Your body needs carbs and protein to get this job done. Protein to help repair the muscle and carbs to replenish your glycogen stores while getting protein taken in quicker to the muscles.

Forgetting to eat in this window can result in you feeling beaten down the rest of the day, slow progress in muscle development, and hamper your efforts in your next workout by reducing the amount of time your body is able to recover.

So how do we fix it? How do we fix it without feeling like we are jeopardizing our career?

Any number of actions can help, but, they are all based on reminding you to eat.

For some of us this may involve preparing a meal for work. For those of us that already do that it may involve setting an alarm where we stop work for 15-30 minutes and just eat while taking a break from your task (don’t focus on something else while eating, this can result in over eating).

Make sure that the action you take has you eating no more than 5 hours apart from the first meal you have in the day. Try to eat within the 5 hour window before working out and probably not within the hour before working out because ya know…throwing up isn’t fun.

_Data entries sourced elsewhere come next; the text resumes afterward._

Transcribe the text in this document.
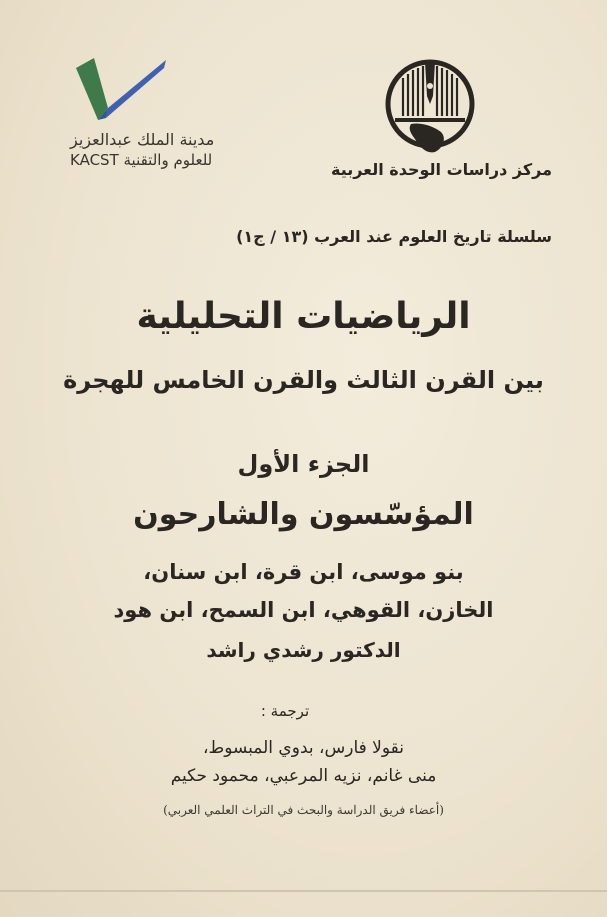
مدينة الملك عبدالعزيز
للعلوم والتقنية KACST	مركز دراسات الوحدة العربية
سلسلة تاريخ العلوم عند العرب (١٣ / ج١)
الرياضيات التحليلية
بين القرن الثالث والقرن الخامس للهجرة
الجزء الأول
المؤسّسون والشارحون
بنو موسى، ابن قرة، ابن سنان،
الخازن، القوهي، ابن السمح، ابن هود
الدكتور رشدي راشد
ترجمة :
نقولا فارس، بدوي المبسوط،
منى غانم، نزيه المرعبي، محمود حكيم
(أعضاء فريق الدراسة والبحث في التراث العلمي العربي)
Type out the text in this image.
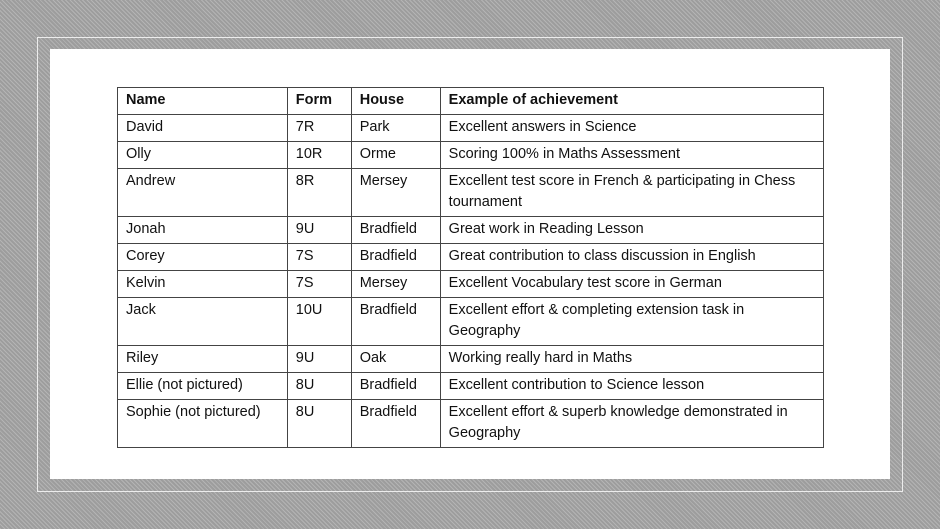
Name	Form	House	Example of achievement
David	7R	Park	Excellent answers in Science
Olly	10R	Orme	Scoring 100% in Maths Assessment
Andrew	8R	Mersey	Excellent test score in French & participating in Chess tournament
Jonah	9U	Bradfield	Great work in Reading Lesson
Corey	7S	Bradfield	Great contribution to class discussion in English
Kelvin	7S	Mersey	Excellent Vocabulary test score in German
Jack	10U	Bradfield	Excellent effort & completing extension task in Geography
Riley	9U	Oak	Working really hard in Maths
Ellie (not pictured)	8U	Bradfield	Excellent contribution to Science lesson
Sophie (not pictured)	8U	Bradfield	Excellent effort & superb knowledge demonstrated in Geography
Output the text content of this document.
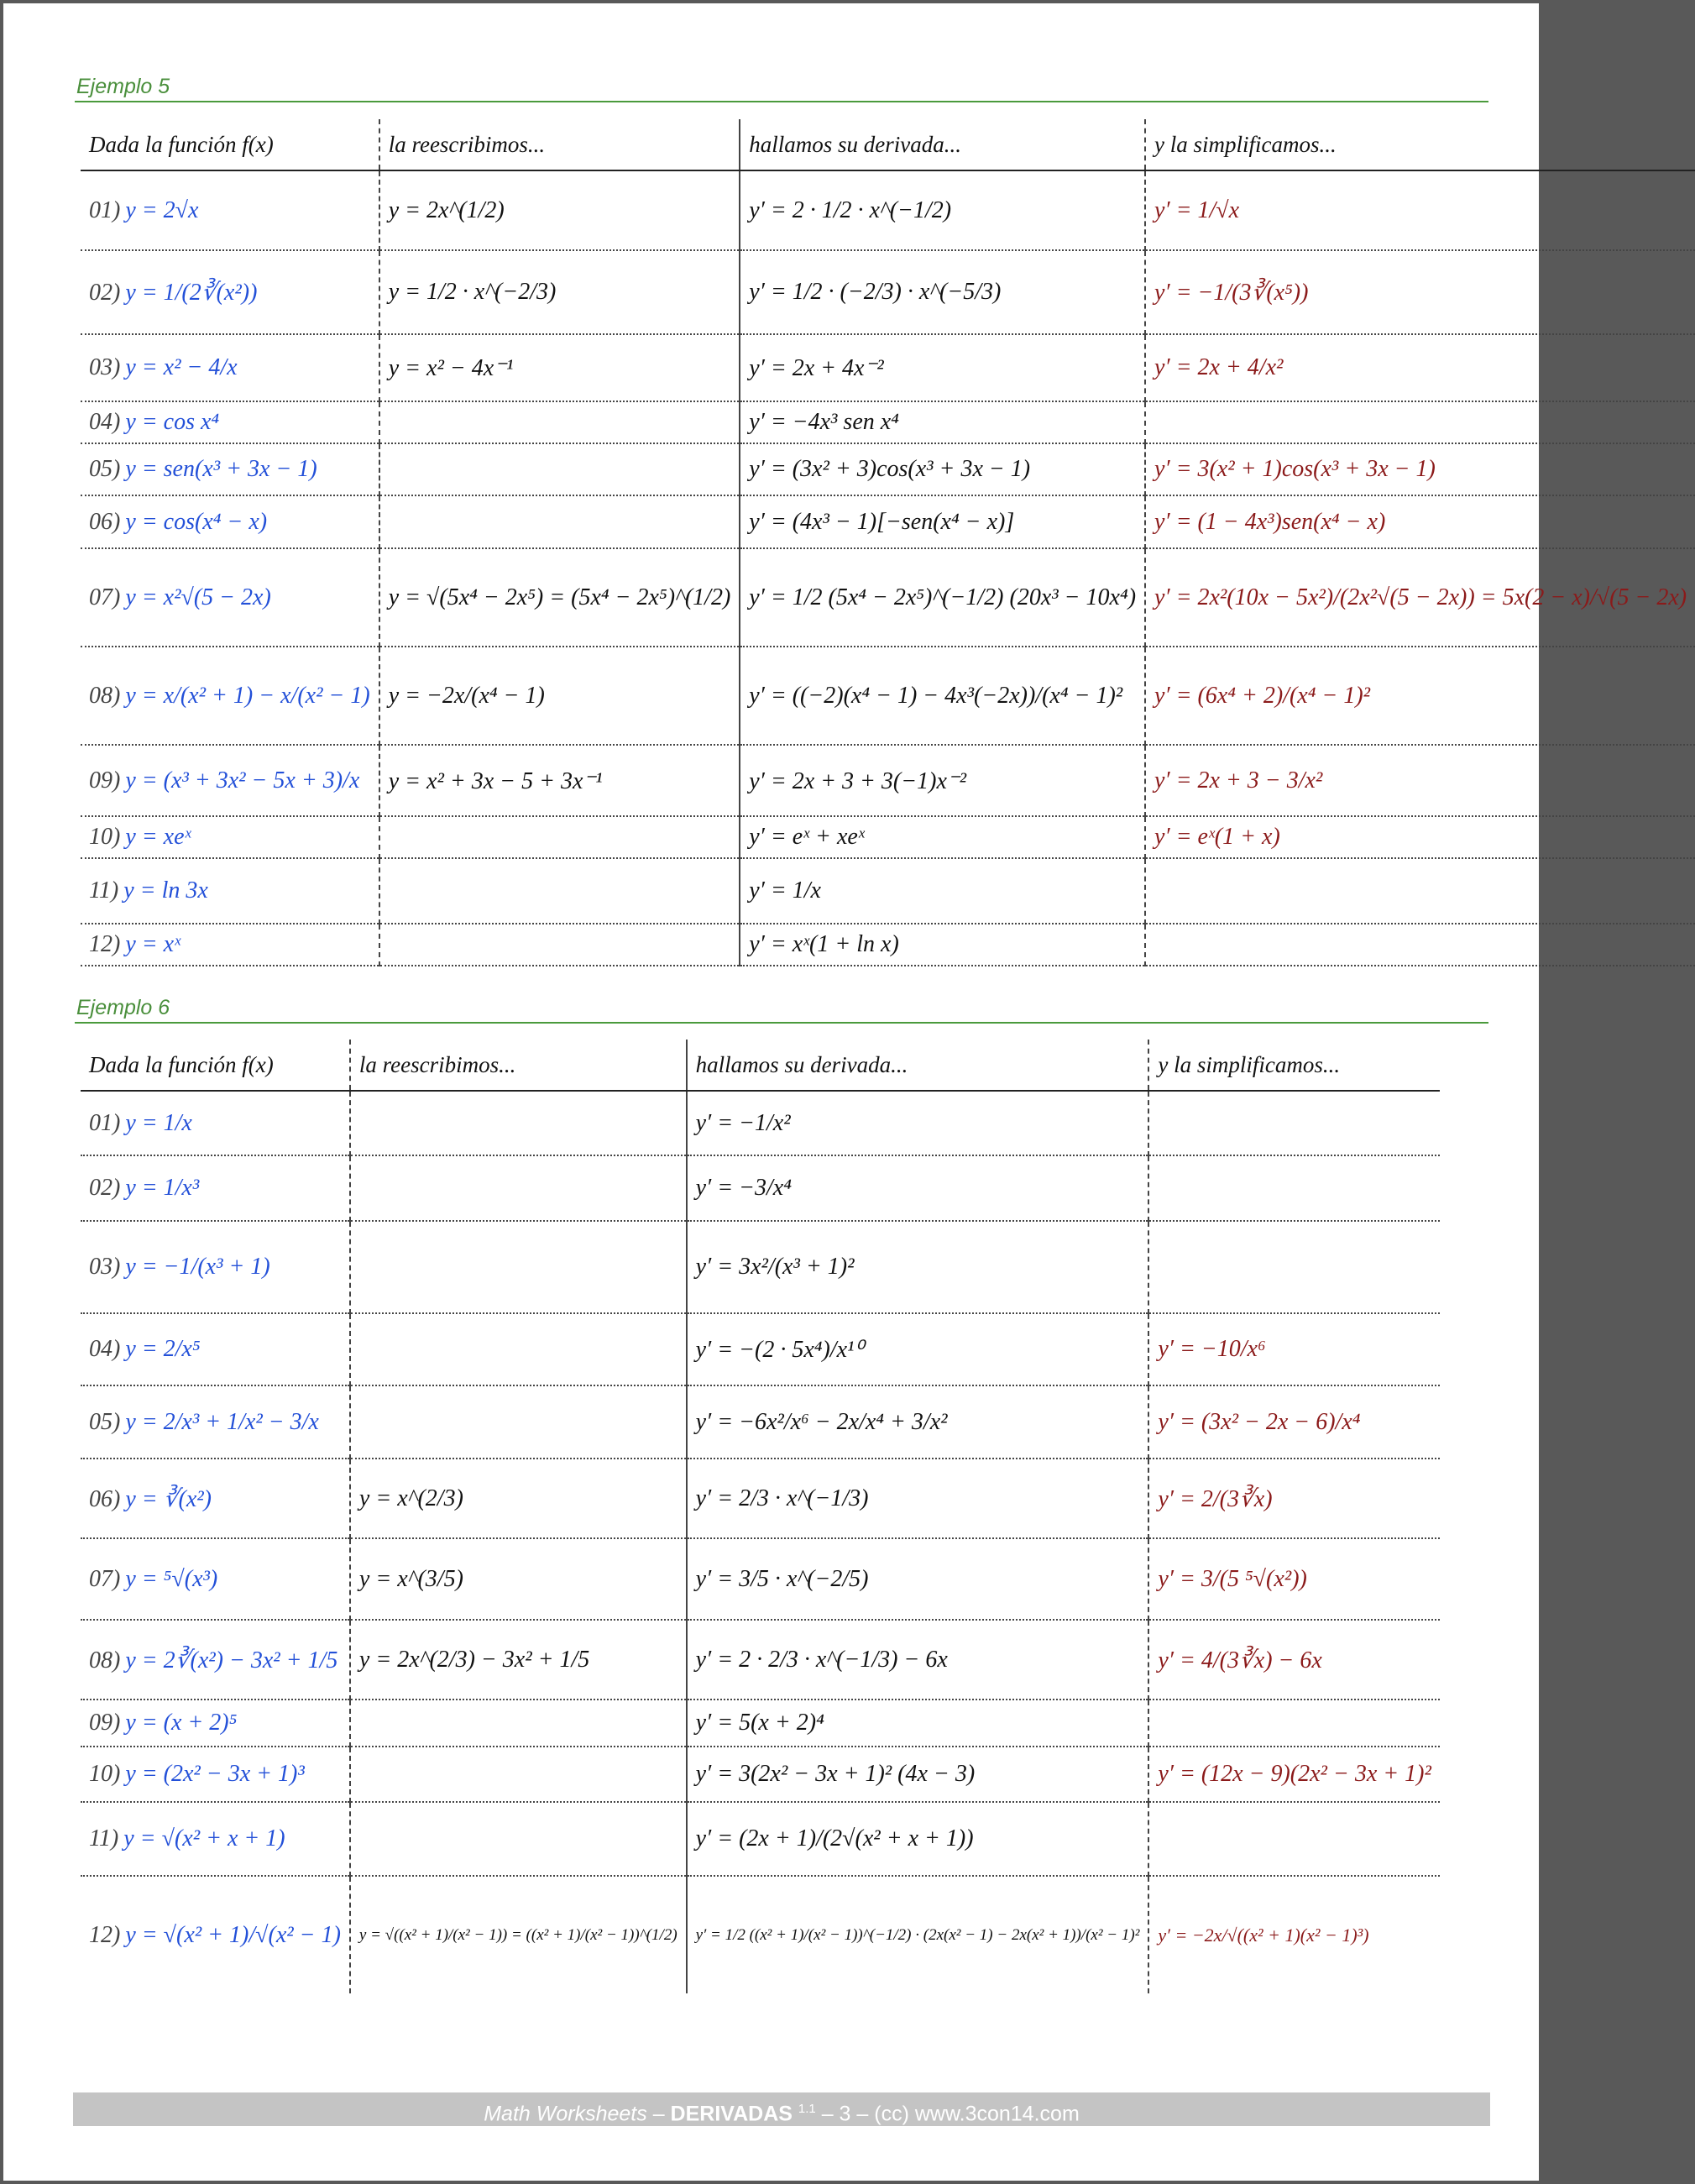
Ejemplo 5
Dada la función f(x)	la reescribimos...	hallamos su derivada...	y la simplificamos...
01) y = 2√x	y = 2x^(1/2)	y′ = 2 · 1/2 · x^(−1/2)	y′ = 1/√x
02) y = 1/(2∛(x²))	y = 1/2 · x^(−2/3)	y′ = 1/2 · (−2/3) · x^(−5/3)	y′ = −1/(3∛(x⁵))
03) y = x² − 4/x	y = x² − 4x⁻¹	y′ = 2x + 4x⁻²	y′ = 2x + 4/x²
04) y = cos x⁴		y′ = −4x³ sen x⁴	
05) y = sen(x³ + 3x − 1)		y′ = (3x² + 3)cos(x³ + 3x − 1)	y′ = 3(x² + 1)cos(x³ + 3x − 1)
06) y = cos(x⁴ − x)		y′ = (4x³ − 1)[−sen(x⁴ − x)]	y′ = (1 − 4x³)sen(x⁴ − x)
07) y = x²√(5 − 2x)	y = √(5x⁴ − 2x⁵) = (5x⁴ − 2x⁵)^(1/2)	y′ = 1/2 (5x⁴ − 2x⁵)^(−1/2) (20x³ − 10x⁴)	y′ = 2x²(10x − 5x²)/(2x²√(5 − 2x)) = 5x(2 − x)/√(5 − 2x)
08) y = x/(x² + 1) − x/(x² − 1)	y = −2x/(x⁴ − 1)	y′ = ((−2)(x⁴ − 1) − 4x³(−2x))/(x⁴ − 1)²	y′ = (6x⁴ + 2)/(x⁴ − 1)²
09) y = (x³ + 3x² − 5x + 3)/x	y = x² + 3x − 5 + 3x⁻¹	y′ = 2x + 3 + 3(−1)x⁻²	y′ = 2x + 3 − 3/x²
10) y = xeˣ		y′ = eˣ + xeˣ	y′ = eˣ(1 + x)
11) y = ln 3x		y′ = 1/x	
12) y = xˣ		y′ = xˣ(1 + ln x)	
Ejemplo 6
Dada la función f(x)	la reescribimos...	hallamos su derivada...	y la simplificamos...
01) y = 1/x		y′ = −1/x²	
02) y = 1/x³		y′ = −3/x⁴	
03) y = −1/(x³ + 1)		y′ = 3x²/(x³ + 1)²	
04) y = 2/x⁵		y′ = −(2 · 5x⁴)/x¹⁰	y′ = −10/x⁶
05) y = 2/x³ + 1/x² − 3/x		y′ = −6x²/x⁶ − 2x/x⁴ + 3/x²	y′ = (3x² − 2x − 6)/x⁴
06) y = ∛(x²)	y = x^(2/3)	y′ = 2/3 · x^(−1/3)	y′ = 2/(3∛x)
07) y = ⁵√(x³)	y = x^(3/5)	y′ = 3/5 · x^(−2/5)	y′ = 3/(5 ⁵√(x²))
08) y = 2∛(x²) − 3x² + 1/5	y = 2x^(2/3) − 3x² + 1/5	y′ = 2 · 2/3 · x^(−1/3) − 6x	y′ = 4/(3∛x) − 6x
09) y = (x + 2)⁵		y′ = 5(x + 2)⁴	
10) y = (2x² − 3x + 1)³		y′ = 3(2x² − 3x + 1)² (4x − 3)	y′ = (12x − 9)(2x² − 3x + 1)²
11) y = √(x² + x + 1)		y′ = (2x + 1)/(2√(x² + x + 1))	
12) y = √(x² + 1)/√(x² − 1)	y = √((x² + 1)/(x² − 1)) = ((x² + 1)/(x² − 1))^(1/2)	y′ = 1/2 ((x² + 1)/(x² − 1))^(−1/2) · (2x(x² − 1) − 2x(x² + 1))/(x² − 1)²	y′ = −2x/√((x² + 1)(x² − 1)³)
Math Worksheets – DERIVADAS $^{1.1}$ – 3 – (cc) www.3con14.com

(These are broad guidelines. The perfect routine for you can be found through trial and error, guidance from nutrition coach, or with specific meal plans prescribed by a licensed nutritionist).

You gotta fuel yourself in order to be at your best. We can worry about with what in a different discussion. For now, if this article is talking about you, let’s take some steps to make sure we keep those energy levels up so we can have our best day!